About this Item
Good hardcover. Original black cloth boards with gilt lettering to spine and Columbia University Press device stamped in gilt on front cover. Moderate rubbing, soiling, and shelf wear to boards with fraying and exposure at spine ends and corners. Binding remains sound and secure. Ex-library copy from the University of Louisville, with memorial bookplate, ownership stamps, call number markings, circulation pocket, and date-due slip present. Text pages are generally clean and unmarked. Moisture staining is present along the fore-edge of the text block, affecting page edges and margins but not materially impacting readability. No dust jacket.

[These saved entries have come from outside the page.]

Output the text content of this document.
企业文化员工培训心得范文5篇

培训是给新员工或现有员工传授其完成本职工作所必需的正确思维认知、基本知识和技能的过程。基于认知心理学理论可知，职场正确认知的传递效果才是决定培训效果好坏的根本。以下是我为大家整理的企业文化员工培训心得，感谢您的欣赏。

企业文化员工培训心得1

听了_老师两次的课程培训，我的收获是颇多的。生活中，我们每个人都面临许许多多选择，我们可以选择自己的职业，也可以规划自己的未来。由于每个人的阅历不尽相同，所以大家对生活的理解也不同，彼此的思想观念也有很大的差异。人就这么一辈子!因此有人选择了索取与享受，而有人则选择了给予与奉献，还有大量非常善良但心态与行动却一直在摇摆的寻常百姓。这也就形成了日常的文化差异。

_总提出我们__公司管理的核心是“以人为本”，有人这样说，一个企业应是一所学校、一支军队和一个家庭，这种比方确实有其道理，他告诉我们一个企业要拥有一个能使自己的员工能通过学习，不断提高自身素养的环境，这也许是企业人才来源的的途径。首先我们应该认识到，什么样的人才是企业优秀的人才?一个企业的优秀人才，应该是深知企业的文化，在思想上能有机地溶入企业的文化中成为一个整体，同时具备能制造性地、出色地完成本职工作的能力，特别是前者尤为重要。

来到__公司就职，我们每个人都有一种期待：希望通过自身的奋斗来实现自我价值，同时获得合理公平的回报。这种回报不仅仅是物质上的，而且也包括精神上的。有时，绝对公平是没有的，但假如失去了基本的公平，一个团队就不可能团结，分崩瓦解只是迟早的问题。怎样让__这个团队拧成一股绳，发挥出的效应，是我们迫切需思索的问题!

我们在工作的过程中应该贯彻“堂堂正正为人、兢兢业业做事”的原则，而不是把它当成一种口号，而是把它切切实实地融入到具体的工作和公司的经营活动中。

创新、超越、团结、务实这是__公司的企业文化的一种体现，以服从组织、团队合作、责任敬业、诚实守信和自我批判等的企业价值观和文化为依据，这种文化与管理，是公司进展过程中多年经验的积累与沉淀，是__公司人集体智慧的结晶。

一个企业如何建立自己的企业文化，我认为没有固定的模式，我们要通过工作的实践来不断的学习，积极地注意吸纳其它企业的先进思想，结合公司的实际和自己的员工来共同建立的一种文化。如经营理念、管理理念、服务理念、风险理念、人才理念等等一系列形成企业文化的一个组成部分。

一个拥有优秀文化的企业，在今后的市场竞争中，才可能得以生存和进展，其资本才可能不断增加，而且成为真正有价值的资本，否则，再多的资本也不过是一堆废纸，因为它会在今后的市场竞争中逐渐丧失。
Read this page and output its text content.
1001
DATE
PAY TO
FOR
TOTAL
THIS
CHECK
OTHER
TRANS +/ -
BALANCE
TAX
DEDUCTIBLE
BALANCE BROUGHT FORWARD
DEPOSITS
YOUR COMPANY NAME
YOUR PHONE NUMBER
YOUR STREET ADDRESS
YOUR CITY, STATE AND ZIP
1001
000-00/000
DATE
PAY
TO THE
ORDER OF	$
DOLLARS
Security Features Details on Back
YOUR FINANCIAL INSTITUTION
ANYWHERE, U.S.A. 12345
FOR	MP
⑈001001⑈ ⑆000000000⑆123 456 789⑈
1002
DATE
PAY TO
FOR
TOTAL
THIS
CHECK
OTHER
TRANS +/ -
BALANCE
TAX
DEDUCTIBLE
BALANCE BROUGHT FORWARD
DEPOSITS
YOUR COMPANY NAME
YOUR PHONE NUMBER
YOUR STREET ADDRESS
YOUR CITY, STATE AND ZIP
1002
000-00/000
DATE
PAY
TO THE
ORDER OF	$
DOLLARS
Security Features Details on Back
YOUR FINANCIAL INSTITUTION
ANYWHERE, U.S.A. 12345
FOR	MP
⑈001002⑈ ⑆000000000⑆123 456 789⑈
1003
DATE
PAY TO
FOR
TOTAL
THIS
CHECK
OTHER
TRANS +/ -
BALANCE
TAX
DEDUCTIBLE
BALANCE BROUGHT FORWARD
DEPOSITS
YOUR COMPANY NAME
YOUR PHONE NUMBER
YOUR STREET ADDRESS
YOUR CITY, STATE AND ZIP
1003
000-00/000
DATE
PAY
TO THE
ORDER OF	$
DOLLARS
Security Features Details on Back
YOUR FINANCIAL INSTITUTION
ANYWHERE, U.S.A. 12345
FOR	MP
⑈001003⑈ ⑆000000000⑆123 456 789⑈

Published as Number 345 in Columbia University's distinguished Studies in History, Economics and Public Law series, this scholarly work examines occupational disease, industrial injury, workers' compensation systems, and health insurance policy during a transformative period in American labor history. Goldberg explores the medical, legal, and economic dimensions of workplace illness and the evolving responsibilities of employers, insurers, and government institutions.
An important contribution to the history of occupational medicine and social welfare policy. The volume documents early efforts to recognize industrial disease, establish compensation frameworks, and develop health insurance protections for workers. Of interest to historians of labor, public health researchers, occupational medicine specialists, legal scholars, and collectors of early twentieth-century social policy literature.